Resumed TLS1.2 handshakes on the server
This covers both ticket-based resumption, and session-id-based resumption. The latter requires the server to maintain a cache across threads, so some "droop" is expected in these traces.
Clearly something is not right with rustls's ticket resumption performance.
Resumed TLS1.3 handshakes on the server
This covers only ticket-based resumption, so the server needs no state between threads.
Again, rustls's ticket resumption performance is suspect.
Improving rustls's ticket resumption performance
In rustls we have a TicketSwitcher
, which is responsible for rotating
between ticket keys periodically. This is important because (especially
in TLS1.2) compromise of the ticket key destroys the security of all past
and future sessions.
Unfortunately, a mutex was held around all ticket operations -- so that a thread finding the key need to be rotated did not race another thread currently using that key.
In PR #2193 this was improved to use a rwlock -- this means there is no contention at all in the common case.
The improvement was released in rustls 0.23.17 and looks like:
Measuring worst-case latency at high concurrency
The above measurements only record average handshake throughput per thread, which is fine for seeing how that changes with the number of threads. Another important measure is: what is the latency distribution of all handshakes performed, at high thread counts? What we're looking for here is evidence that no one handshake experiences poor performance.
From here on, the version of rustls tested moved to fc6b4a19
(which is shortly after the 0.23.18 release)
to add support for outputting individual handshake latencies in the benchmark tool.
In the following test, we measure handshake latency when 80 threads are working
at once. In the rustls test, this produces very satisfying htop
output:
Note that the below charts use a base 10 logarithm x axis, to adequately show the four distributions in one figure.

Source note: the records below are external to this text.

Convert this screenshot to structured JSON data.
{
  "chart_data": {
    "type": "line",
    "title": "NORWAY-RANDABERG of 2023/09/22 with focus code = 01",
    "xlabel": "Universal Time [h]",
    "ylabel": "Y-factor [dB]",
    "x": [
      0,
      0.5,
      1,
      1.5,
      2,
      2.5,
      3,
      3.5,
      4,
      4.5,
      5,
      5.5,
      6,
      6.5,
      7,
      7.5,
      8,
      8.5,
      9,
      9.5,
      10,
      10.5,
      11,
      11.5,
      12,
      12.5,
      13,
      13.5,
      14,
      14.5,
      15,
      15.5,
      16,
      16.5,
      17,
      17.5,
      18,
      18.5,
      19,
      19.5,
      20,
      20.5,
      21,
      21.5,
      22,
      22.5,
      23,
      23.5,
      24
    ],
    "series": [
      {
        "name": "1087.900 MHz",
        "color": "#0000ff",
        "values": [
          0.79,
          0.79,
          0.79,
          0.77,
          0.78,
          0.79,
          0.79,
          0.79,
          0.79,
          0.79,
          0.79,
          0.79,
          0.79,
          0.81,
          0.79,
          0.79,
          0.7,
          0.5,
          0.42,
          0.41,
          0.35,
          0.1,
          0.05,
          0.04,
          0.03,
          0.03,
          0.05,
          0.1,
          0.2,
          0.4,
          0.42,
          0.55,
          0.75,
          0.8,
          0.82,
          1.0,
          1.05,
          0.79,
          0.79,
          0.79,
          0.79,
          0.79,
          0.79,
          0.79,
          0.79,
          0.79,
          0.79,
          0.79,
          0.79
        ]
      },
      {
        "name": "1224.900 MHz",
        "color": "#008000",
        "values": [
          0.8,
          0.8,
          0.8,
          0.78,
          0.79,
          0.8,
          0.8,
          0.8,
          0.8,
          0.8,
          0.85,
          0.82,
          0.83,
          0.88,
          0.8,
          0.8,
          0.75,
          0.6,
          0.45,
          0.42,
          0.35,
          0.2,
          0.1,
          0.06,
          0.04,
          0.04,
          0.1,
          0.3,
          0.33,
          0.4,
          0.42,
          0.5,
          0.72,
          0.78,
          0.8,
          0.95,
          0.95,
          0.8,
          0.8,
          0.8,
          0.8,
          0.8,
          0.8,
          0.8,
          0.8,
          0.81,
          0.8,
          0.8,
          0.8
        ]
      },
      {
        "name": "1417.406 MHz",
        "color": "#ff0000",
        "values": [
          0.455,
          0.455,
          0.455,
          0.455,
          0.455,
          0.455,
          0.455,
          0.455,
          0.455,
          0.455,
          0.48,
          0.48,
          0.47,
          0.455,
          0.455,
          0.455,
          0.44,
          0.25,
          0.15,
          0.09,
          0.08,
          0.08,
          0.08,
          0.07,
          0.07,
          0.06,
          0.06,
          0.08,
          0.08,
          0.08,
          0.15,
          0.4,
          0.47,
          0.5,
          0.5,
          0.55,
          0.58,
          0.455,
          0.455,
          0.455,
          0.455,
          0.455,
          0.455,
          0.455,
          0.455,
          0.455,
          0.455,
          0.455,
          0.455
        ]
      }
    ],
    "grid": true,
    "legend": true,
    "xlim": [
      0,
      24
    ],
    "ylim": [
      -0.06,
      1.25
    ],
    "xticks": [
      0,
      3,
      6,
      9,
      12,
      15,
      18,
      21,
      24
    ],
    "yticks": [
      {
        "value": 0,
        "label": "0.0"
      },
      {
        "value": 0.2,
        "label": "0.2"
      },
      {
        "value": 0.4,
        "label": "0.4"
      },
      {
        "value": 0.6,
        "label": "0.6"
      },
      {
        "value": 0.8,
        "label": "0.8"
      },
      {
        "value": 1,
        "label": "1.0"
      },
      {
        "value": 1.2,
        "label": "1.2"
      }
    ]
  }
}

Here we can clearly see an improvement between OpenSSL 3.0 and OpenSSL 3.4. rustls has the tightest distribution, followed by BoringSSL. (OpenSSL 3.4's distribution may appear visually tighter than BoringSSL's, however the scale is logarithmic, so it is not.)
The remainder show the same theme: rustls has a tight distribution, followed by BoringSSL, followed by OpenSSL 3.4. OpenSSL 3.0 has the widest distribution.